Each name hits like a bullet. I know those stories. Read them. Filed them away as potential threats, potential leverage, potential nothing—just information to hoard like a dragon with gold.

"I never used that information—"

"You CONSUMED it!" She picks up one specific transcript, and I see her hands shake with something beyond rage—revulsion, maybe. Like she's holding something diseased. "This teenage girl. Sixteen. Came in after... after what happened to her. She couldn't stop showering. Said she could still feel his hands." Her voice drops to a whisper that somehow fills the room. "You read every word. You know her name. Where she lives. What he did. You sat in this leather chair and consumed her trauma like it was yours to own."

My throat closes. The office suddenly smells like shame—metallic and suffocating.

"I can explain—"

"Can you?" She throws the envelope on my desk, photos scattering like accusations. There's one of her crying in her van after losing that kid—she'd pulled over three blocks away, thought she was alone. Another from 3 AM, her face illuminated by phone screen as she typed and deleted, typed and deleted messages to me. "Can you explain why you've been inside my phone for three months? Reading every thought I typed and deleted? Watching me through my own camera?"

"I needed to keep you safe."

"From what?" She's pacing now, and I notice she keeps her left hand on her belly—protective, instinctive. "From having thoughts you don't monitor? From existing in spaces you don't own?"

"From them. From your brother, from rivals—"

"From having any choice in this?" She laughs, but it sounds like something breaking—delicate and irreparable. "The GPS logs." Another paper, thrown with precision. "Every single place I've been for three months. Including—" She stops, fresh understanding dawning. "Including my visits to Father Martinez. My confession. You knew I was struggling with guilt about us, about betraying Miguel. You knew and you let me wrestle with God while you played deity yourself."

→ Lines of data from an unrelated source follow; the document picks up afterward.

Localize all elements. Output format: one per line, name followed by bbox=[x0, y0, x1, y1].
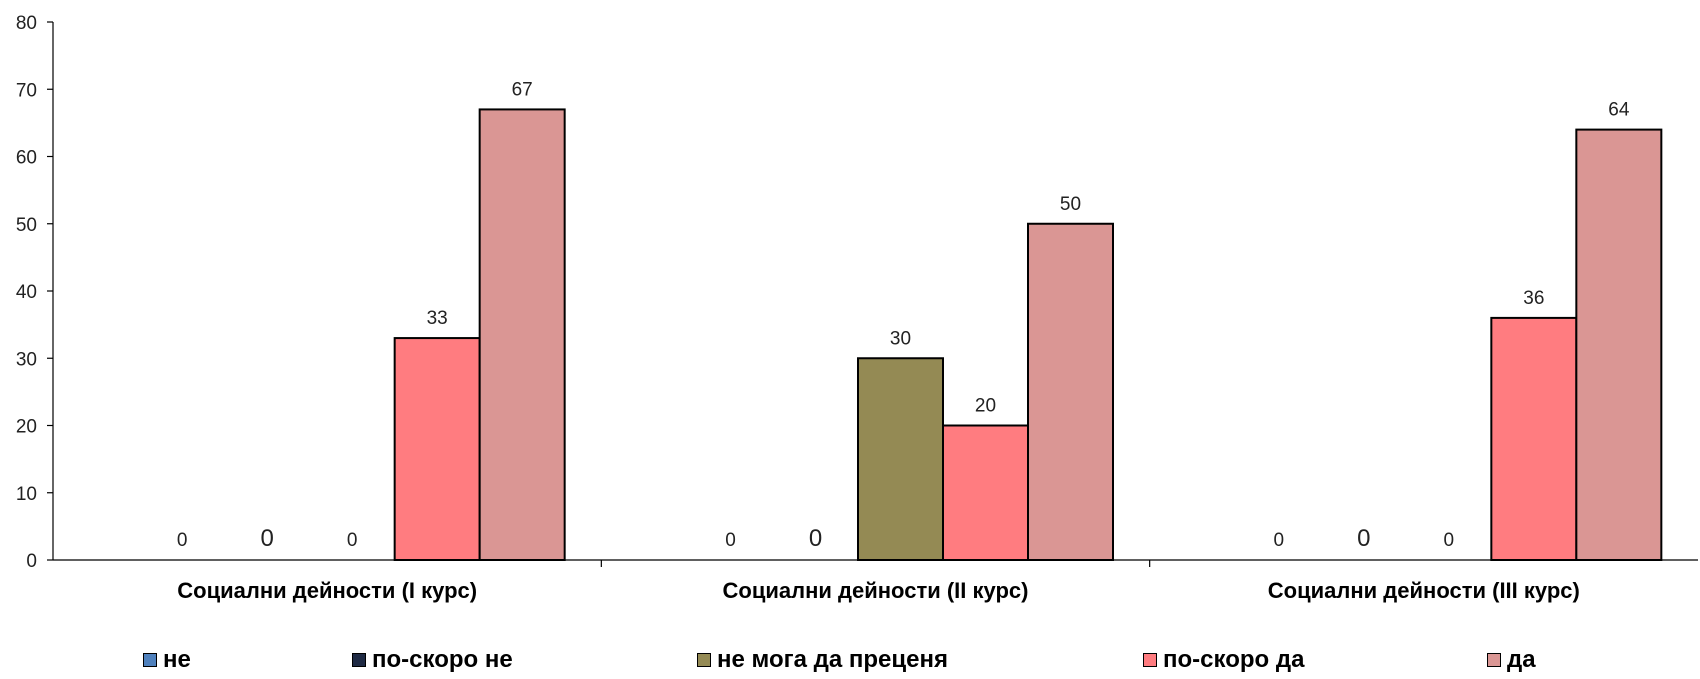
x-category-label: Социални дейности (III курс) bbox=[1268, 578, 1580, 603]
data-label: 0 bbox=[725, 530, 736, 551]
data-label: 30 bbox=[890, 328, 911, 349]
data-label: 20 bbox=[975, 396, 996, 417]
bar bbox=[478, 108, 566, 562]
bar bbox=[1490, 316, 1578, 561]
y-tick-label: 10 bbox=[16, 484, 37, 505]
legend-item: не bbox=[143, 646, 191, 674]
legend-swatch bbox=[1487, 653, 1501, 667]
bar bbox=[1575, 128, 1663, 561]
data-label: 0 bbox=[1274, 530, 1285, 551]
y-tick-label: 70 bbox=[16, 80, 37, 101]
data-label: 0 bbox=[177, 530, 188, 551]
y-tick-label: 40 bbox=[16, 282, 37, 303]
axes: 0 10 20 30 40 50 60 70 80 bbox=[16, 13, 1698, 572]
legend-label: не bbox=[163, 646, 191, 673]
legend-swatch bbox=[1143, 653, 1157, 667]
legend: не по-скоро не не мога да преценя по-скоро … bbox=[0, 646, 1700, 676]
legend-label: да bbox=[1507, 646, 1536, 673]
bars bbox=[393, 108, 1663, 562]
y-tick-label: 30 bbox=[16, 349, 37, 370]
data-label: 0 bbox=[1357, 525, 1370, 552]
legend-swatch bbox=[697, 653, 711, 667]
bar bbox=[393, 337, 481, 562]
y-tick-label: 80 bbox=[16, 13, 37, 34]
y-tick-label: 20 bbox=[16, 417, 37, 438]
legend-swatch bbox=[143, 653, 157, 667]
bar bbox=[1027, 222, 1114, 561]
data-label: 0 bbox=[260, 525, 273, 552]
y-tick-label: 0 bbox=[26, 551, 37, 572]
legend-label: по-скоро да bbox=[1163, 646, 1305, 673]
legend-item: да bbox=[1487, 646, 1536, 674]
legend-label: по-скоро не bbox=[372, 646, 513, 673]
data-label: 33 bbox=[427, 308, 448, 329]
bar bbox=[942, 424, 1029, 561]
y-tick-label: 50 bbox=[16, 215, 37, 236]
legend-swatch bbox=[352, 653, 366, 667]
data-label: 64 bbox=[1608, 100, 1630, 121]
bar bbox=[857, 357, 944, 561]
legend-item: по-скоро не bbox=[352, 646, 513, 674]
legend-item: по-скоро да bbox=[1143, 646, 1304, 674]
labels: 0 0 0 33 67 Социални дейности (I курс) 0 0 30 20 5… bbox=[177, 79, 1630, 603]
y-tick-label: 60 bbox=[16, 148, 37, 169]
data-label: 0 bbox=[347, 530, 358, 551]
data-label: 0 bbox=[809, 525, 822, 552]
legend-label: не мога да преценя bbox=[717, 646, 948, 673]
x-category-label: Социални дейности (II курс) bbox=[723, 578, 1029, 603]
data-label: 67 bbox=[512, 79, 533, 100]
x-category-label: Социални дейности (I курс) bbox=[177, 578, 477, 603]
data-label: 36 bbox=[1523, 288, 1544, 309]
data-label: 50 bbox=[1060, 194, 1081, 215]
legend-item: не мога да преценя bbox=[697, 646, 948, 674]
data-label: 0 bbox=[1444, 530, 1455, 551]
bar-chart: 0 10 20 30 40 50 60 70 80 0 0 0 33 67 Социални дейнос… bbox=[16, 13, 1698, 603]
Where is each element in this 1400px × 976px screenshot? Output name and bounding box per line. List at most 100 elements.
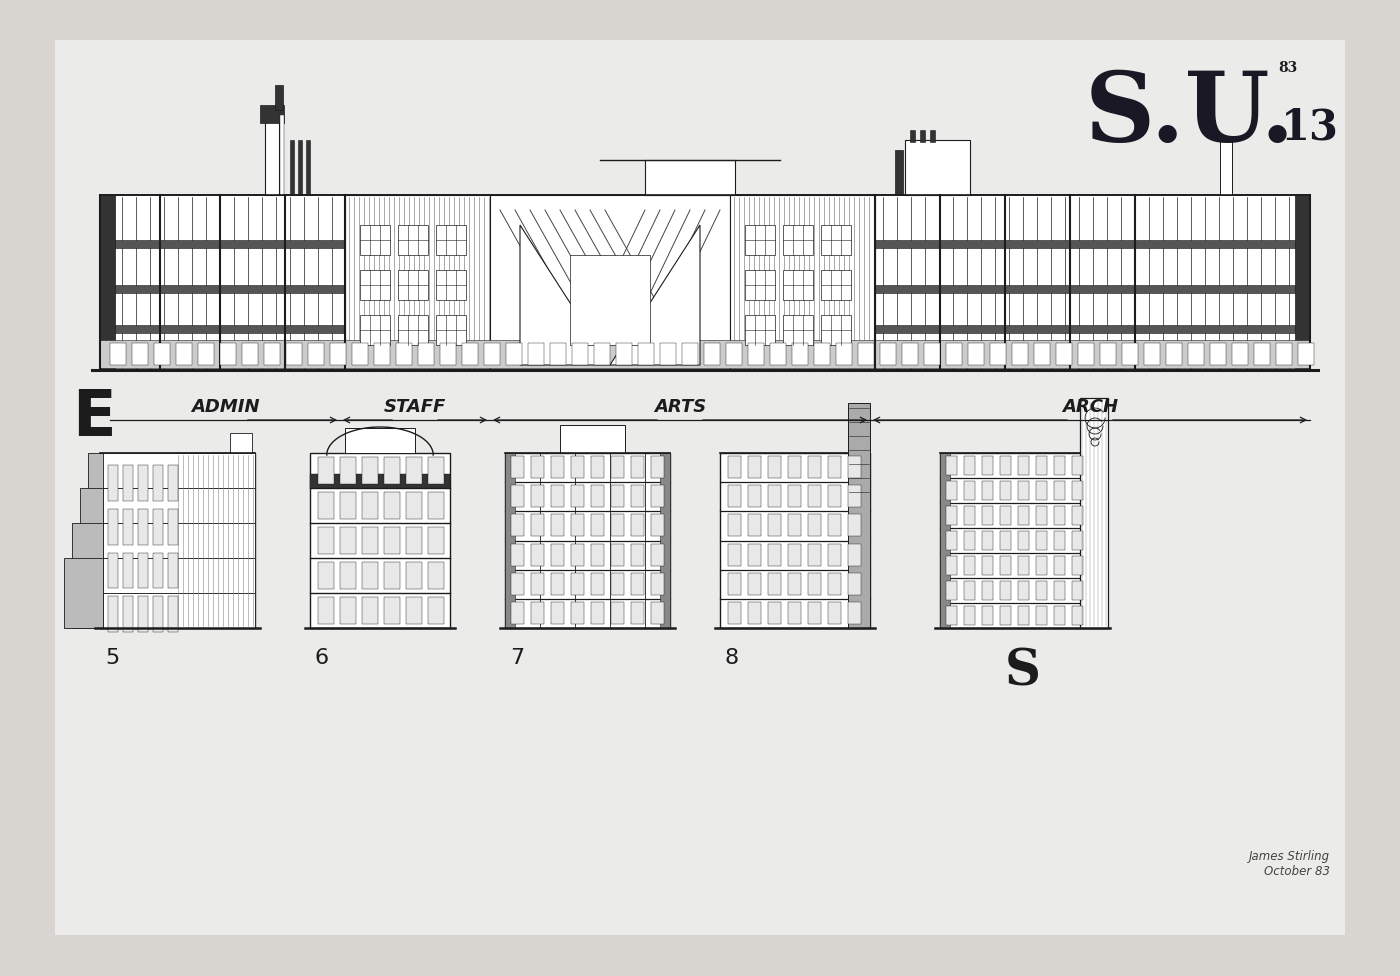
Bar (99, 523, 255, 558)
Bar (946, 481, 958, 500)
Bar (875, 325, 1310, 333)
Bar (552, 602, 564, 624)
Bar (398, 225, 428, 255)
Bar (1072, 556, 1084, 575)
Bar (1275, 343, 1292, 365)
Bar (511, 485, 524, 508)
Bar (848, 485, 861, 508)
Bar (309, 474, 449, 488)
Bar (1054, 581, 1065, 600)
Bar (318, 527, 335, 554)
Bar (528, 343, 545, 365)
Text: ARCH: ARCH (1063, 398, 1119, 416)
Bar (242, 343, 258, 365)
Bar (1036, 606, 1047, 625)
Bar (1036, 456, 1047, 475)
Bar (1000, 531, 1011, 550)
Bar (1018, 481, 1029, 500)
Bar (396, 343, 412, 365)
Bar (748, 602, 762, 624)
Bar (1072, 456, 1084, 475)
Bar (406, 492, 421, 519)
Bar (123, 508, 133, 545)
Bar (939, 453, 1105, 628)
Bar (769, 514, 781, 537)
Bar (531, 573, 545, 594)
Bar (965, 506, 974, 525)
Bar (967, 343, 984, 365)
Bar (490, 195, 729, 370)
Bar (230, 433, 252, 453)
Bar (728, 456, 741, 478)
Bar (571, 456, 584, 478)
Bar (827, 514, 841, 537)
Bar (769, 602, 781, 624)
Bar (808, 544, 820, 566)
Bar (123, 552, 133, 589)
Bar (808, 602, 820, 624)
Bar (1144, 343, 1161, 365)
Bar (552, 485, 564, 508)
Text: 5: 5 (105, 648, 119, 668)
Bar (848, 573, 861, 594)
Bar (1036, 506, 1047, 525)
Bar (318, 562, 335, 589)
Bar (836, 343, 853, 365)
Bar (1166, 343, 1182, 365)
Text: ARTS: ARTS (654, 398, 706, 416)
Bar (99, 195, 115, 370)
Bar (770, 343, 785, 365)
Bar (808, 514, 820, 537)
Bar (1054, 456, 1065, 475)
Bar (406, 562, 421, 589)
Bar (645, 160, 735, 195)
Bar (946, 456, 958, 475)
Bar (769, 544, 781, 566)
Text: ADMIN: ADMIN (190, 398, 259, 416)
Bar (505, 343, 522, 365)
Bar (827, 573, 841, 594)
Bar (511, 544, 524, 566)
Bar (904, 140, 970, 195)
Bar (591, 602, 603, 624)
Bar (1189, 343, 1204, 365)
Bar (788, 485, 801, 508)
Bar (788, 514, 801, 537)
Bar (651, 573, 664, 594)
Bar (428, 492, 444, 519)
Bar (88, 453, 104, 628)
Bar (827, 602, 841, 624)
Bar (1298, 343, 1315, 365)
Bar (111, 343, 126, 365)
Bar (99, 240, 344, 248)
Bar (910, 130, 916, 142)
Bar (505, 453, 515, 628)
Bar (981, 506, 993, 525)
Bar (318, 597, 335, 624)
Bar (552, 544, 564, 566)
Bar (511, 514, 524, 537)
Bar (895, 150, 903, 195)
Bar (280, 115, 284, 195)
Bar (139, 552, 148, 589)
Bar (168, 552, 178, 589)
Bar (1072, 581, 1084, 600)
Bar (99, 285, 344, 293)
Bar (308, 343, 323, 365)
Bar (1054, 606, 1065, 625)
Bar (659, 343, 676, 365)
Bar (1079, 398, 1107, 628)
Bar (571, 544, 584, 566)
Bar (930, 130, 935, 142)
Bar (552, 456, 564, 478)
Bar (154, 343, 169, 365)
Bar (318, 492, 335, 519)
Bar (139, 596, 148, 632)
Bar (153, 465, 162, 501)
Bar (384, 597, 400, 624)
Bar (153, 552, 162, 589)
Bar (827, 544, 841, 566)
Bar (168, 465, 178, 501)
Bar (511, 456, 524, 478)
Bar (340, 562, 356, 589)
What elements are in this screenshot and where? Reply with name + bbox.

The space between us fills with everything I can't say: that knowing everything about her felt like intimacy, that her secrets became my heartbeat, that surveillance became synonymous with love in my twisted arithmetic.

"When you started watching me," she says slowly, like she's diagnosing something terminal, "that's when you stopped trusting me. The surveillance didn't start when you met me—it started when you loved me. What does that say about your love, Zane?"

The truth of it sits in my chest like swallowed glass. She's right. The deeper I fell, the more I needed to possess, to catalog, to confirm she was mine in ways that had nothing to do with love and everything to do with ownership.